In the meantime, Cooke said, Uefa remains “supportive”.

He and association president Donal Conway acknowledged that staff had been told this week that there would be "consequences" arising out of the damage done already.

And though everybody seemed to know this means significant numbers of job losses, nobody seemed to feel that this was the time to get into specifics.

There will be justifiable anger amongst the association’s 200 staff as they head into Christmas facing the prospect of losing either their livelihoods or colleagues as a result of the mismanagement and greed that the results published here have revealed.

Delaney’s avarice was certainly highlighted by the news that on top of his substantial salary, he was due very substantial pension contributions. Then there was the “rent, cars . . . some personal payments,” as Cooke summed it up.

That the board allowed this all to happen, much of it by agreeing a deal with the association’s former chief executive the true terms of which most of them were not aware of, probably says all you need to know about the quality of governance around the place.

Satisfied

Its president, Donal Conway, suggested that he still thought that Delaney was being paid €360,000 per annum but said that having reached the “milestone” of being able to present more accurate accounts, he now feels he can resign his position satisfied that he has played some part in repairing all of the damage that was done over the past few years.

“I’m leaving my position earlier than I should have,” he said. “That’s an acceptance of that collective failure of a board that I was a part of.

“Other than that, it’s for other people to judge, but I don’t think that any of the other work that I have been involved in is destroyed because of that,” he continued.

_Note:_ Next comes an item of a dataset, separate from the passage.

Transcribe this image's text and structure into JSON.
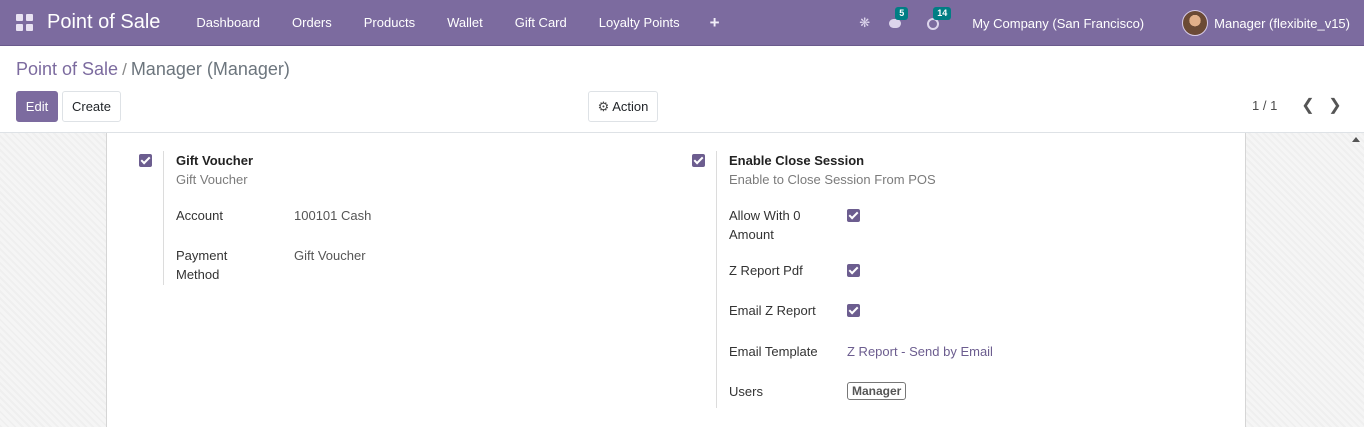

“There are investigations ongoing. When they reach their conclusion, the truth will be out there. People will know who did what. My guilt is not a sin of commission, it is a sin of omission. That’s how I would describe my time on the board.”

His fellow director, John Earley, was less inclined to shoulder any share of the collective blame, insisting that he was a late arrival to the board (he did join in 2015, after Delaney had been given his new deal, but gave little or no indication from that point on that he had any reservations about Delaney's leadership) and that when he had asked questions, he had been misled.

“The people who were coming to us with the information were economical with the truth,” he said. “So if had had the right information, we could have voiced a stronger opinion on it.”

He expressed the hope that the new board can continue to move forward and gave every impression that he sees himself as having an ongoing role in the process.

Impending departure

That may be viewed as rather less welcome by Ross than Conway’s impending departure, but there are wider signs of progress here.

The independent directors, it was said, may come on board now that the true financial situation has been made public, perhaps in time for the reconvened agm on December 29th.

That in turn may strengthen the case for the restoration of much-needed public funding.

Cooke described it all as a “key moment” for the association – by which he presumably meant the one when it has finally sunk so low that the only way now would be up.

We shall see, but there was certainly an overdue sense of some uncomfortable truths being told.